“They Welcomed Us to Church,” Ensign, Mar. 2000, 42–43
The summer I was 11 years old, my family moved to a small farm in Idaho. My dad wasn’t a member, but he felt that since my sister and I had been recently baptized, we should attend our meetings. I vividly remember how scared and lost we felt that first Sunday. My sister and I stood on the sidewalk for a few minutes shaking off the dust and smoothing our hair and clothes after a wild ride to church over dirt roads with a neighbor boy who left the car windows open. As we watched families enter the church, we thought the steps leading into the building looked so big.
Finally we gathered up our courage and walked up the steps. Inside, people were visiting in the foyer. We threaded our way through the crowd toward the chapel, planning to slip in quietly and sit in the back. Then we spotted a roadblock—a gentleman standing at the door of the chapel, greeting people and handing out programs. We glanced over and saw there was a woman at the other door doing the same thing.
We did our best to pass by unnoticed, but the man at the door spotted us and stopped us. For a moment I thought he might ask us to leave.
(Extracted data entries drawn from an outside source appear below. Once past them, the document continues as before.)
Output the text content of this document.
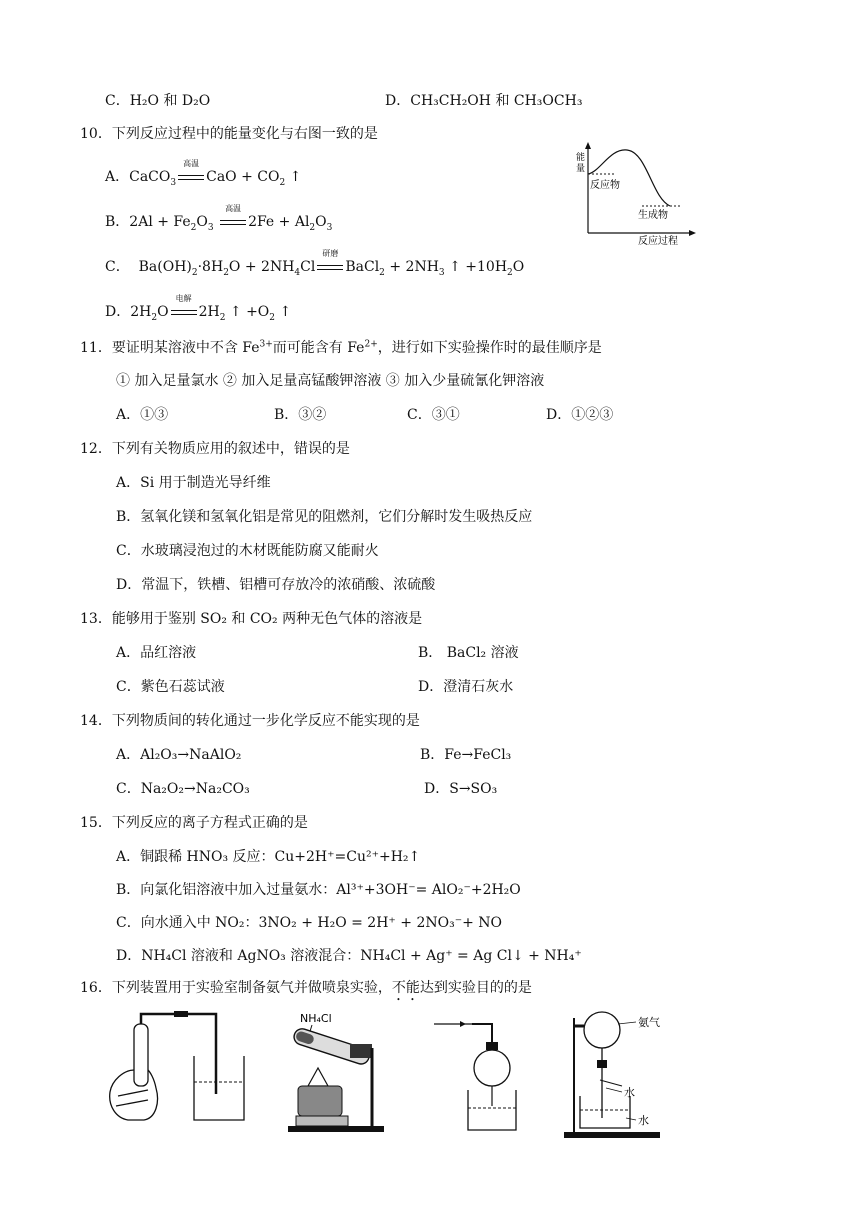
C．H₂O 和 D₂O	D．CH₃CH₂OH 和 CH₃OCH₃
10．下列反应过程中的能量变化与右图一致的是
能
量
反应物
生成物
反应过程
A．CaCO$_3$
高温
CaO + $CO_2$ ↑
B．$2Al + Fe_2O_3$
高温
$2Fe + Al_2O_3$
C．  $Ba(OH)_2\cdot 8H_2O + 2NH_4Cl$
研磨
BaCl$_2$ + $2NH_3$ ↑ $+10H_2O$
D．$2H_2O$
电解
$2H_2$ ↑ $+O_2$ ↑
11．要证明某溶液中不含 $Fe^{3+}$而可能含有 $Fe^{2+}$，进行如下实验操作时的最佳顺序是
① 加入足量氯水 ② 加入足量高锰酸钾溶液 ③ 加入少量硫氰化钾溶液
A．①③	B．③②	C．③①	D．①②③
12．下列有关物质应用的叙述中，错误的是
A．Si 用于制造光导纤维
B．氢氧化镁和氢氧化铝是常见的阻燃剂，它们分解时发生吸热反应
C．水玻璃浸泡过的木材既能防腐又能耐火
D．常温下，铁槽、铝槽可存放冷的浓硝酸、浓硫酸
13．能够用于鉴别 SO₂ 和 CO₂ 两种无色气体的溶液是
A．品红溶液	B． BaCl₂ 溶液
C．紫色石蕊试液	D．澄清石灰水
14．下列物质间的转化通过一步化学反应不能实现的是
A．Al₂O₃→NaAlO₂	B．Fe→FeCl₃
C．Na₂O₂→Na₂CO₃	D．S→SO₃
15．下列反应的离子方程式正确的是
A．铜跟稀 HNO₃ 反应：Cu+2H⁺=Cu²⁺+H₂↑
B．向氯化铝溶液中加入过量氨水：Al³⁺+3OH⁻= AlO₂⁻+2H₂O
C．向水通入中 NO₂：3NO₂ + H₂O = 2H⁺ + 2NO₃⁻+ NO
D．NH₄Cl 溶液和 AgNO₃ 溶液混合：NH₄Cl + Ag⁺ = Ag Cl↓ + NH₄⁺
16．下列装置用于实验室制备氨气并做喷泉实验，不能达到实验目的的是
NH₄Cl	氨气
水
水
Instead he asked us our names and welcomed us to church. He told us that his name was John Smith and that his wife, Jean, was the woman at the other door. It was always nice to have new people move into the ward, he said.
We found seats and sat down. A warm feeling came over me. My sister and I were going to like this ward, I just knew it. I shook off the last of the road dust and watched the Smiths greet the rest of the congregation coming into the chapel. The Smiths must be very special people to have such an important job, I decided.
Looking back now, I realize I was right. And I will always be grateful for a special couple who took the time to make two dusty, disheveled little girls feel welcome and at home.